2014 年 5 月 1 日

CakePHPのCoreライブラリ,Model,Controllerを複数アプリで共有

CakePHPのコアライブラリを共有できるようにしておくと、複数のアプリで利用できます。CakePHPのリビジョンが上がった場合も、常に最新のCakePHPが利用できるようになります。また、アプリ間で共通のModel,Controllerが共有できると、機能単位でアプリを分けることも可能になります。

環境

  • OS CentOS6.4
  • CakePHP 2.4.7

Coreライブラリを共有

Coreライブラリを最新に保つために、gitのsubmoduleを利用されている方もありますが、私の方法は、完全に別ディレクトリに最新のCakePHPをデプロイしておき、このディレクトリのCoreライブラリをアプリから参照する方法です。

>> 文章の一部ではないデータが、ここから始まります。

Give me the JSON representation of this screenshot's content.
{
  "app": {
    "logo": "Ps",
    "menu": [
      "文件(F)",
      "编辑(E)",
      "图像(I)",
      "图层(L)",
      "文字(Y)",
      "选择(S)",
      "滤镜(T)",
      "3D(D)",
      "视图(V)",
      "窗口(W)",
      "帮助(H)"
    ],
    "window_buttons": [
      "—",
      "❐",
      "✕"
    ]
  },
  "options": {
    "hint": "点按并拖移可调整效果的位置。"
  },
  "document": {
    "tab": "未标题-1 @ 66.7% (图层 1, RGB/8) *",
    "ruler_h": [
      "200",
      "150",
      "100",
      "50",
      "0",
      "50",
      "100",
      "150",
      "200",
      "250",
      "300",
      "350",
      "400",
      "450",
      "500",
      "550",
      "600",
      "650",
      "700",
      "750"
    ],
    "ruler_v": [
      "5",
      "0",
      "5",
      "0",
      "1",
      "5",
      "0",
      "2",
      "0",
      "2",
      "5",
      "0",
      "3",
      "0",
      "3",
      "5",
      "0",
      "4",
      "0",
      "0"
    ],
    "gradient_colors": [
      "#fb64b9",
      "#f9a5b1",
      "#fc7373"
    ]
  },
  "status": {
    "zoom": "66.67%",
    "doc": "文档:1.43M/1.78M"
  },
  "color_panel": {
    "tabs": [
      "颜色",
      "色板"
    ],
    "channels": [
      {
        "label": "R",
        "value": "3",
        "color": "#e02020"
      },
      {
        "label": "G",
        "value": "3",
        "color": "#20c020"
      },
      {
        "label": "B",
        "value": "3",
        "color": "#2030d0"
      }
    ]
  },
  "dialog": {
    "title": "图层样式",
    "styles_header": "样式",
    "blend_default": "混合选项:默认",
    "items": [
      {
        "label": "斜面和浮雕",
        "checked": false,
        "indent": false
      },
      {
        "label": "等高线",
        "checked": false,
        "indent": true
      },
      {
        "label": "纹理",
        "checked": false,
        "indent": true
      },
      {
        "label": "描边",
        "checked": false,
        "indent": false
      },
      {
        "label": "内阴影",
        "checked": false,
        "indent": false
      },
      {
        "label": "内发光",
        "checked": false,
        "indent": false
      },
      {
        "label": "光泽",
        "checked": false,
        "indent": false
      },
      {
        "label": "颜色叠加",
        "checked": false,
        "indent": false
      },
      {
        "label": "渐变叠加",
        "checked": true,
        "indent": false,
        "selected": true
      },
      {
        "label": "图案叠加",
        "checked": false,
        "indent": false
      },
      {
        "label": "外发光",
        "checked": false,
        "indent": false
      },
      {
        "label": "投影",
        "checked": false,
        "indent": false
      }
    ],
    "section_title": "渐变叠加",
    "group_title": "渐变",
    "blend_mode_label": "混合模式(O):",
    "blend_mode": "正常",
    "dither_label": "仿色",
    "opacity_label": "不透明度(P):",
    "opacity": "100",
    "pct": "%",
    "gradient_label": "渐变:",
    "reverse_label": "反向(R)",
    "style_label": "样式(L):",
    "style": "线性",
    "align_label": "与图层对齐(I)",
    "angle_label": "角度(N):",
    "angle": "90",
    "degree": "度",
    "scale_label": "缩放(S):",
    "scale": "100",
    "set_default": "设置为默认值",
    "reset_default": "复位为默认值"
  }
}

まず、CakePHPをgithubからクローンします。例では/opt/cakephpに配置します。

$ cd /opt
$ git clone git://github.com/cakephp/cakephp.git
$ cd cakephp
$ git checkout 2.4.7 -b deploy
$ git branch
* deploy
  master

このディレクトリの./libディレクトリをアプリで共有します。

./libにphpのロードパスが通ればよいので、php.iniのinclude_pathにこのディレクトリを指定してもよいです。

include_path = ".:/opt/cakephp/lib"

php.iniを変更できないときは、アプリ側のwebroot/index.phpで以下の文を追加します。

define('CAKE_CORE_INCLUDE_PATH', '/opt/cakephp/lib');

これでCakePHPのCoreライブラリの共有が可能となります。

アプリ間でModel,Controllerを共有

以下のようなディレクトリ構成を作成します。commonは共通化したいクラスファイルを配置し、app1,app2から参照します。

/apps/

  common/ - 共通クラス
    Model/
    Controller/

  app1/   - アプリ1
    Config/
    Model/
    Controller/

  app2/   - アプリ2
    Config/
    Model/
    Controller/

app1,app2のConfig/bootstrap.phpで以下の文を追加します。

App::build(
  array(
    'Model' => array('/apps/common/Model'),
    'Controller' => array('/apps/common/Controller')
  )
);

これで、commonのModel,Controllerが共有できるようになります。このようにCoreライブラリやアプリ間の共通クラスを共有しておくと、将来の保守やフレームワークのセキュリティパッチ適用が簡単になります。